1953 finds Hadda Brooks still making music, and although her records do not sell very well, she has 'name' recognition and has been a top line in person performer for almost a decade. Okeh releases "Brooks Boogie" and "When I Leave This World Behind on #6939 in February. In May "You Let My Love Grow Cold" is coupled with "Dreaming And Crying" on Okeh #6962. Brooks proves that she can still draw her old fans by a week's appearance at New York's Apollo Theater with Gene Ammons & his combo. She finishes out the year in another top spot, Detroit's Flame Show Bar. As late as the summer of 1954 Hadda Brooks was still at it with the release of Okeh #7031 "He's Coming Home" and "I Don't Mind". For the next two years she was a mainstay on the Western European club circuit, especially well received in England.
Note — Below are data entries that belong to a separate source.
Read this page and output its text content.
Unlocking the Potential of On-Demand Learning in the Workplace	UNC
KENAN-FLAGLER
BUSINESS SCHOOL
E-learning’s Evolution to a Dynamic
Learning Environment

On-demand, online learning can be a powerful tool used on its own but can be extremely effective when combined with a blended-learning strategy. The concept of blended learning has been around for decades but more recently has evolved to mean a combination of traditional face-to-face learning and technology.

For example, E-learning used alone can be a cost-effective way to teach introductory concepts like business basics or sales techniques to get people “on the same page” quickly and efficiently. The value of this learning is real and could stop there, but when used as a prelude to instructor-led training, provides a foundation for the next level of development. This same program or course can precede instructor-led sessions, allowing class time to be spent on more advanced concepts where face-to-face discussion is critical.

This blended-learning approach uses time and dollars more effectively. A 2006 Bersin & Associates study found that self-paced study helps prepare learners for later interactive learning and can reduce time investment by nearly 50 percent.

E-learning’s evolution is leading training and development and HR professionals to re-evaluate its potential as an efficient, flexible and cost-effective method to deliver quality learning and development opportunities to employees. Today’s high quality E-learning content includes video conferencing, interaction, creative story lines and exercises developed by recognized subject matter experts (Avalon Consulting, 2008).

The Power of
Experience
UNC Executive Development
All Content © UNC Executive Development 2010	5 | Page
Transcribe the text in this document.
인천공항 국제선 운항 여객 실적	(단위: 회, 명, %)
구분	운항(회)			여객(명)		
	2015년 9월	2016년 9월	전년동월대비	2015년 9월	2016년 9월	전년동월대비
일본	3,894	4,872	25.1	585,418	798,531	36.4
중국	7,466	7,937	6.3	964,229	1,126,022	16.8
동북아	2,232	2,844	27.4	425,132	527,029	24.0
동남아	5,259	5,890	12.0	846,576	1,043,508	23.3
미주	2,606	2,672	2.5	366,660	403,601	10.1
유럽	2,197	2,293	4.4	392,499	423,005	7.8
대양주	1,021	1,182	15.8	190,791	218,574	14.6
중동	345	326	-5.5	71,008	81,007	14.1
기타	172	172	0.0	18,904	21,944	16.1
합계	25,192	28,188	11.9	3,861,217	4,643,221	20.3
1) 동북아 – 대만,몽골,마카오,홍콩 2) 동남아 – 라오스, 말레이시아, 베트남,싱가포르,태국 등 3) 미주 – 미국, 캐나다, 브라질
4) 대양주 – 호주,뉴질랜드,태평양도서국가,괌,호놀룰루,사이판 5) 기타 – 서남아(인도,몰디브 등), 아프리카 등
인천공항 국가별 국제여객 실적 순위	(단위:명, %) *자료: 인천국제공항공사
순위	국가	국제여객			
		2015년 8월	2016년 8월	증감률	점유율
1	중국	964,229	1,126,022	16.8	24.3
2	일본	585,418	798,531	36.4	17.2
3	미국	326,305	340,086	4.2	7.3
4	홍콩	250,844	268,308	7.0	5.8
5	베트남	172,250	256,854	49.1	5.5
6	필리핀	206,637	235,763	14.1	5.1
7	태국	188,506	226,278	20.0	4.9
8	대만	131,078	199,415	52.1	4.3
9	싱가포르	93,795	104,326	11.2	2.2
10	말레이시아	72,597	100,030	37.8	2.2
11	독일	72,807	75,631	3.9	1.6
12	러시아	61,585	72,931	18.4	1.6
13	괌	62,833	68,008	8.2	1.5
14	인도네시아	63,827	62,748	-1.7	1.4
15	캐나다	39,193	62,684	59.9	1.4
For the latter part of the nineteen fifties, Brooks mainly appeared in clubs on the West coast and did very little recording. However she still had some of the old magic. She was a popular attraction at Kansas City's Orchid Room in early 1956, and at Chicago's Black Orchid Room. In November of 1956 Brooks was back with her old friends Modern Records of Los Angeles where she had been the inaugural recording artist for that label. Modern planned to record an LP album of the Hadda Brooks treatment of popular standards. However by this time Hadda realized that her time as a top R & B attraction had passed and the stage now belonged to the new young performers and their music aimed at the teenaged population. In 1957 Hadda had a long engagement at a nightspot called The Hula Hut in Tucson, Arizona. She also records a version of "Old Man River" for Modern Records. Modern releases an LP by Brooks called "Femme Fatale" on their Crown label. In 1959 Hadda Brooks is still on the scene recording for the new Arwin label with "The Careless Years" and "The Song Is Ended" on #1001.

For most of the following decade, Brooks was located in Australia where her musical personality had found a niche, and it was good enough for her to host her own television show there. She remained a pleasant memory for many and suddenly in the 1990s, all these years later, here was Hadda Brooks again. She was inducted into the Rhythm & Blues Foundation Hall Of Fame and her music was included on the soundtrack of the motion picture "The Crossing Guard". In late 1995, she was back in the recording studio for Point Blank records, and the result was the well received album "Time Was When". Hadda Brooks has remained a living testament to the enduring nature of the music she helped create and has been a part of for more than a half century. What a wonderful performer to discover, AND re-discover.